Thanks in advance for any help.

If you show input data and expected output it will be helpful for us.

You can try simple loop in Perl:

perl -pe 'for ($i=0;$i<16;$i++){$x=sprintf "%X",$i; s/\x4$x/\x2$x/g}' file

Hello Akshay,

It could be any binary file, an image for example like attached. Only want to replace hex strings with another. In this case the string is only one byte 41 or 42 or 4X... with 21 or 22 or 2X using regex and backreference.

Hello bartus11,

Is not working, when I check with hexdump -C , it seems that actually is removing or deleting bytes.

I'd like to replace more than one hex string, in sed is easy only do multiple replacements using -e 's///g' .. -e 's///g' .. -e 's///g'.

Thanks for the help.

Although some versions of sed may work on binary files, the standards only require sed to work on text files.

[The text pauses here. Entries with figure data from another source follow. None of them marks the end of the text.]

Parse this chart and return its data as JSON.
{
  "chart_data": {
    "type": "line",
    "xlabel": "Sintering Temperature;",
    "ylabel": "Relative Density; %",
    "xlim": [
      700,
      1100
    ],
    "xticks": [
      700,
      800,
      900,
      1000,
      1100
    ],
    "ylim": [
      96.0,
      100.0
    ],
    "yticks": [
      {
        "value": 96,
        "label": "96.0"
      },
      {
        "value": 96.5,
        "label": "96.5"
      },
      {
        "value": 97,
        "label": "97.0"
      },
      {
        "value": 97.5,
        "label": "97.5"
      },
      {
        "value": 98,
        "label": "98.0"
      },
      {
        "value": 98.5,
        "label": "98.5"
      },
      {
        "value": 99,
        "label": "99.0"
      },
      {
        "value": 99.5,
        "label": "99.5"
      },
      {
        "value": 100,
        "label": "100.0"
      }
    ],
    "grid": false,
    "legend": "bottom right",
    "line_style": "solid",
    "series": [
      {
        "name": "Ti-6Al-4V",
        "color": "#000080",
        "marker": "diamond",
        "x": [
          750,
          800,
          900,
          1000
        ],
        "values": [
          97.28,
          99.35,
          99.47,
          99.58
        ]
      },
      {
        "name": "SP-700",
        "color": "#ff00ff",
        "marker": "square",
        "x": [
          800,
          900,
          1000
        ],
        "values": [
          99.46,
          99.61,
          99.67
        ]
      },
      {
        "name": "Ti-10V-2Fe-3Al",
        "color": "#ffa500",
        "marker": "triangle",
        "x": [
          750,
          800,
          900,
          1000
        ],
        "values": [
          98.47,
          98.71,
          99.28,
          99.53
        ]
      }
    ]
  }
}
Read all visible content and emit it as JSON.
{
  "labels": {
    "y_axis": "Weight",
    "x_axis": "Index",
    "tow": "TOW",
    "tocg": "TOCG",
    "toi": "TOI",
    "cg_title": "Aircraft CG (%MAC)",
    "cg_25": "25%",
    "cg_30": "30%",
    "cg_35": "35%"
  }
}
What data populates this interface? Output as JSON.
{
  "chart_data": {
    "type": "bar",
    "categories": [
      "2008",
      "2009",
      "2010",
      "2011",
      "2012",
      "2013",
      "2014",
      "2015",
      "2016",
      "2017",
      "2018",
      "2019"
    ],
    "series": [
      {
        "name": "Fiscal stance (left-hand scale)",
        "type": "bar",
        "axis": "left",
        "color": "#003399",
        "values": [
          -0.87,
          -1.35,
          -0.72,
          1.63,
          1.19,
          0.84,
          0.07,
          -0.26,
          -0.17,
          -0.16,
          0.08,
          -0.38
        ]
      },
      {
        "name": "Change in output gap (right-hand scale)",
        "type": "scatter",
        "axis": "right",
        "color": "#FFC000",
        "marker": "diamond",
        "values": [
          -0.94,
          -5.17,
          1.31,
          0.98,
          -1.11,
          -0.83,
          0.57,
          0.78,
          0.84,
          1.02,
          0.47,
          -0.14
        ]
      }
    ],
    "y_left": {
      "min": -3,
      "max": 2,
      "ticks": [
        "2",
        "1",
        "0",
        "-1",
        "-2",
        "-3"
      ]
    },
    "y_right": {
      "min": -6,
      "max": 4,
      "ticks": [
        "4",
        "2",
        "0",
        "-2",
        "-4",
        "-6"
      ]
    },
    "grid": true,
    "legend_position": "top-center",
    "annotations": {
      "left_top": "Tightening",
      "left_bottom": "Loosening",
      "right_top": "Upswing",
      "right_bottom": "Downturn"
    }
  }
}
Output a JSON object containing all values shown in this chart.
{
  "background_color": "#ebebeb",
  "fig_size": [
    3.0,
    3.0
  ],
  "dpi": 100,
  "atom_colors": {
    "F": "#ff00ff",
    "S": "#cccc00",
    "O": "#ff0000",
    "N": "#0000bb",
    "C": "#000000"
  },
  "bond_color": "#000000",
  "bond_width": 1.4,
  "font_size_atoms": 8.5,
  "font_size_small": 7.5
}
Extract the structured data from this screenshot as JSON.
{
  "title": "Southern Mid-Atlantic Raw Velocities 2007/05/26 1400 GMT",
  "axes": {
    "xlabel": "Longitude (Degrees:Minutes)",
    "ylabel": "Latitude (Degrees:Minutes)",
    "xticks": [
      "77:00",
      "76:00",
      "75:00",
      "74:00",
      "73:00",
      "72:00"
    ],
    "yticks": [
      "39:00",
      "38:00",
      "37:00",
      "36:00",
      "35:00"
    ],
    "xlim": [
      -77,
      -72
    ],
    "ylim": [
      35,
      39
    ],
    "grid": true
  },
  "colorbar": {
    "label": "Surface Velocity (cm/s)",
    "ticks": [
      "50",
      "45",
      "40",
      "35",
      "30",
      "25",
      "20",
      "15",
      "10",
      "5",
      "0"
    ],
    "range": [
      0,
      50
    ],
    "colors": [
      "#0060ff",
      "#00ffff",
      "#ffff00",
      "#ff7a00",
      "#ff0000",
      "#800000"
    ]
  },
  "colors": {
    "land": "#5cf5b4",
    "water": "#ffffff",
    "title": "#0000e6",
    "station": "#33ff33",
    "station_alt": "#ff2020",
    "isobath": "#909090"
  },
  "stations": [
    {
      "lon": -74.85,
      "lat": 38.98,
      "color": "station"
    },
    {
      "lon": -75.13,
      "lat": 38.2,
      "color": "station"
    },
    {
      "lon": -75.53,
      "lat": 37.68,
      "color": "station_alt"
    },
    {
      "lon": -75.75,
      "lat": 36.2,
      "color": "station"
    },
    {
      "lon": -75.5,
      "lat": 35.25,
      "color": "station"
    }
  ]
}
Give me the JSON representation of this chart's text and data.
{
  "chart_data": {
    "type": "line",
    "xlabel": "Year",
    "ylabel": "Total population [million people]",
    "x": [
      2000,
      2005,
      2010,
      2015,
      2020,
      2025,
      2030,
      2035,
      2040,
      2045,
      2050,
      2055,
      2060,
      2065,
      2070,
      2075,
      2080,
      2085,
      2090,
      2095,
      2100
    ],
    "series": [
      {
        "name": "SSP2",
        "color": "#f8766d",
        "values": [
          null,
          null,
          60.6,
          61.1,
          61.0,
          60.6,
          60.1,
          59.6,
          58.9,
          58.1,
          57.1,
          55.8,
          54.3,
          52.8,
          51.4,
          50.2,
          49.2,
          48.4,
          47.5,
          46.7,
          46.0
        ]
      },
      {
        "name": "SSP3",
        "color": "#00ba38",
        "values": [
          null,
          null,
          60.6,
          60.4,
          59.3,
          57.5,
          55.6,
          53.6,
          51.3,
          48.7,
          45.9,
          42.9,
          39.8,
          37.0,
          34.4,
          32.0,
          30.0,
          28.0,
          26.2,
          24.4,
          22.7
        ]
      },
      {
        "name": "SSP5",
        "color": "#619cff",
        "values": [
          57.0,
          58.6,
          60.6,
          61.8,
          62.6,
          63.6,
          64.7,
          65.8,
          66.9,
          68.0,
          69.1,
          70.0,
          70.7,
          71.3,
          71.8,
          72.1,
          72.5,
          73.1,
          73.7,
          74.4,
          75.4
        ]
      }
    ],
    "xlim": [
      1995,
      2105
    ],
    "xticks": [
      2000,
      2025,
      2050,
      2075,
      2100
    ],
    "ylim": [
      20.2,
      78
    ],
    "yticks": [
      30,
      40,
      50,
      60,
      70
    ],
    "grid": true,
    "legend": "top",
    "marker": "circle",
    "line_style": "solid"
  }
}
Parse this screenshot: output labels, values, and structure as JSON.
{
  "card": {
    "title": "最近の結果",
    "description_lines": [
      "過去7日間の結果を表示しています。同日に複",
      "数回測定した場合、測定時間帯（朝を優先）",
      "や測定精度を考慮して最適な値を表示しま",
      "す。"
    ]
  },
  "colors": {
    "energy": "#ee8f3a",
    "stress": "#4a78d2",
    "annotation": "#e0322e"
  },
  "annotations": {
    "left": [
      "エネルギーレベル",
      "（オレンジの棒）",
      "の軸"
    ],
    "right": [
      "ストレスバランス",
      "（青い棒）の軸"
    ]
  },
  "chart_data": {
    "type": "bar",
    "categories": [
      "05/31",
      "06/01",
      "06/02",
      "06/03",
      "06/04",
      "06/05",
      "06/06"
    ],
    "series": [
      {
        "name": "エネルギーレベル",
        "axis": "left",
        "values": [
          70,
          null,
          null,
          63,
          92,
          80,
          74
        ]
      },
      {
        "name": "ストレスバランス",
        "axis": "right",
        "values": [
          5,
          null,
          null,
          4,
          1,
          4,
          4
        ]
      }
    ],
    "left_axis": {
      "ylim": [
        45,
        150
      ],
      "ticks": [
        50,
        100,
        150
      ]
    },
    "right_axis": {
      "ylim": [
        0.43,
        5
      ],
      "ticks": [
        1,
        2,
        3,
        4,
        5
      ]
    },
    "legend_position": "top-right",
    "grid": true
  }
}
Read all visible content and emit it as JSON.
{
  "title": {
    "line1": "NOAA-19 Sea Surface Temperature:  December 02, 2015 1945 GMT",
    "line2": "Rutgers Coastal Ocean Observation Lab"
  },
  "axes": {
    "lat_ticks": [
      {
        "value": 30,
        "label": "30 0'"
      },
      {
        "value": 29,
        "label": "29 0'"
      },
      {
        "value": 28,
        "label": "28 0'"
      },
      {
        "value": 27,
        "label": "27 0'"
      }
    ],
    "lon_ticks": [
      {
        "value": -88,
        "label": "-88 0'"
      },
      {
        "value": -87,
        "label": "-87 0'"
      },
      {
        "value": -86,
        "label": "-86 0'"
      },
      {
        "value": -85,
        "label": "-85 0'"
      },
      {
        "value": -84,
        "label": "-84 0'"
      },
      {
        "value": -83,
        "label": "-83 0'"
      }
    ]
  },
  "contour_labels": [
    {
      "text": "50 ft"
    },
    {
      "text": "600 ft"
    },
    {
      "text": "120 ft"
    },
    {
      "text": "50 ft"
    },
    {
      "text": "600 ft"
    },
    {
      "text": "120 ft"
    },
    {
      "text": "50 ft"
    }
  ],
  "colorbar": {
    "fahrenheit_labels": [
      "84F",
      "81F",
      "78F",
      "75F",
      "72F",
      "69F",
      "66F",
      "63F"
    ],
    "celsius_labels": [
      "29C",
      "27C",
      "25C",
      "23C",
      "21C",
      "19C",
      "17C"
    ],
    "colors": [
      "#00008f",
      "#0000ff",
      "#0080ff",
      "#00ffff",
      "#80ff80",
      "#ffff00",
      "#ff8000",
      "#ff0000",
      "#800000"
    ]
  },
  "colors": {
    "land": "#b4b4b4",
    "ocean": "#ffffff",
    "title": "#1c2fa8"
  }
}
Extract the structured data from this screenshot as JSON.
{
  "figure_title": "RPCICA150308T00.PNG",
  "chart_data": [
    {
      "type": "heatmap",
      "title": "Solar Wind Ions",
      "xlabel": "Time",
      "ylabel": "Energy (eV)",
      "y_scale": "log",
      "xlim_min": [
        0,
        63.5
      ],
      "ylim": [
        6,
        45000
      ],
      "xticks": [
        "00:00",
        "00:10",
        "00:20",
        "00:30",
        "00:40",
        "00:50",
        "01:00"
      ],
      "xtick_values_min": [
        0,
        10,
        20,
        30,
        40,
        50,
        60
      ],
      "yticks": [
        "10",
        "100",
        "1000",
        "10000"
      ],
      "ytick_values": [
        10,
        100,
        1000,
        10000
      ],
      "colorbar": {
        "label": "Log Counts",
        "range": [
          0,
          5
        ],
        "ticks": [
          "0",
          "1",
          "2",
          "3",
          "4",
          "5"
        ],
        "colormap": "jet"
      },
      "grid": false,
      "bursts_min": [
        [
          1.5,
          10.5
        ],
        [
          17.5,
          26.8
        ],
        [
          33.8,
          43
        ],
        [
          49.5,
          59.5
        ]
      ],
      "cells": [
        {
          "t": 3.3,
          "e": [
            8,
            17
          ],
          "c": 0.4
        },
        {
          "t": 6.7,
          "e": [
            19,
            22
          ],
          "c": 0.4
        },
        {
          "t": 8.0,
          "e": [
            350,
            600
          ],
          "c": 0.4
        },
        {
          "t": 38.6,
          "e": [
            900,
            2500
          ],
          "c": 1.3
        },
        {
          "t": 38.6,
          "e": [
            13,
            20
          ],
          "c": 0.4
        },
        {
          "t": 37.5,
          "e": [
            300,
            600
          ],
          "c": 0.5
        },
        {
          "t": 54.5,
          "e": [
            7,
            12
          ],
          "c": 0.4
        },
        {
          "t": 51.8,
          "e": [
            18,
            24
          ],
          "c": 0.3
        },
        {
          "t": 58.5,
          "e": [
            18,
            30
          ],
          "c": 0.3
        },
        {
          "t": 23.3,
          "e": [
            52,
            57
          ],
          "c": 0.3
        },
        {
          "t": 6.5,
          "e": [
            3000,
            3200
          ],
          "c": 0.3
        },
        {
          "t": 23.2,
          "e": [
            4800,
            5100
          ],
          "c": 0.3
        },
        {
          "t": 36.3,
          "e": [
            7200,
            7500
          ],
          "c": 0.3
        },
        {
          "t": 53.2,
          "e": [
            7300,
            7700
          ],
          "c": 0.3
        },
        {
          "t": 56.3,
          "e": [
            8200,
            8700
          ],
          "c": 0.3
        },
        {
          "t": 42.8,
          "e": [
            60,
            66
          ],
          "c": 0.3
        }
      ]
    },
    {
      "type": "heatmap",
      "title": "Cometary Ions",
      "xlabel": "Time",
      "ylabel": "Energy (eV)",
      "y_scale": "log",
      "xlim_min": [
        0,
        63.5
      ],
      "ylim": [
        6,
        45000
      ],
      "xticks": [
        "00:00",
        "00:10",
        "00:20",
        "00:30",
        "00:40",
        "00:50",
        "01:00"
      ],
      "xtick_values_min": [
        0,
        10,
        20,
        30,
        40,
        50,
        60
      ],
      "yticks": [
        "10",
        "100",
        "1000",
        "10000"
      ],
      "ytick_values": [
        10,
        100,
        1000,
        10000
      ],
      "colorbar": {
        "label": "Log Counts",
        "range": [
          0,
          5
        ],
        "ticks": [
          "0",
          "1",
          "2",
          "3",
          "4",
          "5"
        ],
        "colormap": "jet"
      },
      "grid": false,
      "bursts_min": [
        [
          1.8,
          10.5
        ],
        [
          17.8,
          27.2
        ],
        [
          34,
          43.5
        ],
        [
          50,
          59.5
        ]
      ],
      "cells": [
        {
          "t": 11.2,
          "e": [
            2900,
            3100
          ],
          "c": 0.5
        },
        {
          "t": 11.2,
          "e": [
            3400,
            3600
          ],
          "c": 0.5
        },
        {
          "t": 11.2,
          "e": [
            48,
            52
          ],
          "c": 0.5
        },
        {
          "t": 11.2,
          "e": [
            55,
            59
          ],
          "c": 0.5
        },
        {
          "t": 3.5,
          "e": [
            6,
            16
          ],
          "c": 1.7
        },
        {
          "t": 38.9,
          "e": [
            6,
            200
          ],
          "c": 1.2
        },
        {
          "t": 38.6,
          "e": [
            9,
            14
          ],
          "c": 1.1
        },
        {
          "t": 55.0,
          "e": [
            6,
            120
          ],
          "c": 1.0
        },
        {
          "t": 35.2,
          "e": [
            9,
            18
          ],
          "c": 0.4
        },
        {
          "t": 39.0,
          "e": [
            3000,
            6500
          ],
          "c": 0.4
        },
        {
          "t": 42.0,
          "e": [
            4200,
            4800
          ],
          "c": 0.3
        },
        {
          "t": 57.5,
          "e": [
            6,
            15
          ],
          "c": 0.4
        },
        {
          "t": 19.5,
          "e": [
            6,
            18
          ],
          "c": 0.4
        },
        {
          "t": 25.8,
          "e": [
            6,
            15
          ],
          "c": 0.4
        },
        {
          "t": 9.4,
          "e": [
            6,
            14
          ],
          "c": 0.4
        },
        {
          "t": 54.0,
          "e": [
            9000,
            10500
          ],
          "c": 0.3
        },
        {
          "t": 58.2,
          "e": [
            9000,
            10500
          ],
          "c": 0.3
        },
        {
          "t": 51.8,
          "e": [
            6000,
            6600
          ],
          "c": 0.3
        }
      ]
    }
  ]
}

A simple way that should work on most current systems is to use tr:

LC_ALL=POSIX tr '\100-\117' '\040-\057' <in_file >out_file

Some implementations of the tr utility may accept hex ranges, but the standards only specify octal as shown above. If your current locale has an underlying code set that only has single-byte eight-bit characters (such as ASCII or EBCDIC; but not UTF-8), you can skip the LC_ALL=POSIX.

Note, however, that if your image includes geolocation, timestamp, or camera settings data in addition to the actual image, you might not like the results unless you can extract just the image data you want to be processed.

Hello Don,

Thanks for your help. It seems to work!

Is possible to do multiple replacements for example this to '\220-\233' '\300-\313' and '\100-\117' to '\040-\057' in a single command?

is possible to replace an hex string of more than one byte? for example ff4567 with 3A0013

Thanks again.

To do multiple ranges:

LC_ALL=POSIX tr '\100-\117\220-\233' '\040-\057\300-\313'<in_file >out_file

The tr utility translates characters or bytes; not strings or multi-byte sequences, and as I said before, tr isn't required to recognize hex. Look at the man page for tr on your system to determine if your tr utility has additional options or formats that may help you.

Hello Don,

I get it, thanks for your explanation and details. I think I'll need to use sed to replace multi-byte sequences and apply "tr " command to the output as workaround of replace with "regex/backreference", but with octal ranges.

It would be nice to know if with some utility or a unique command both task can be reached.

Thanks again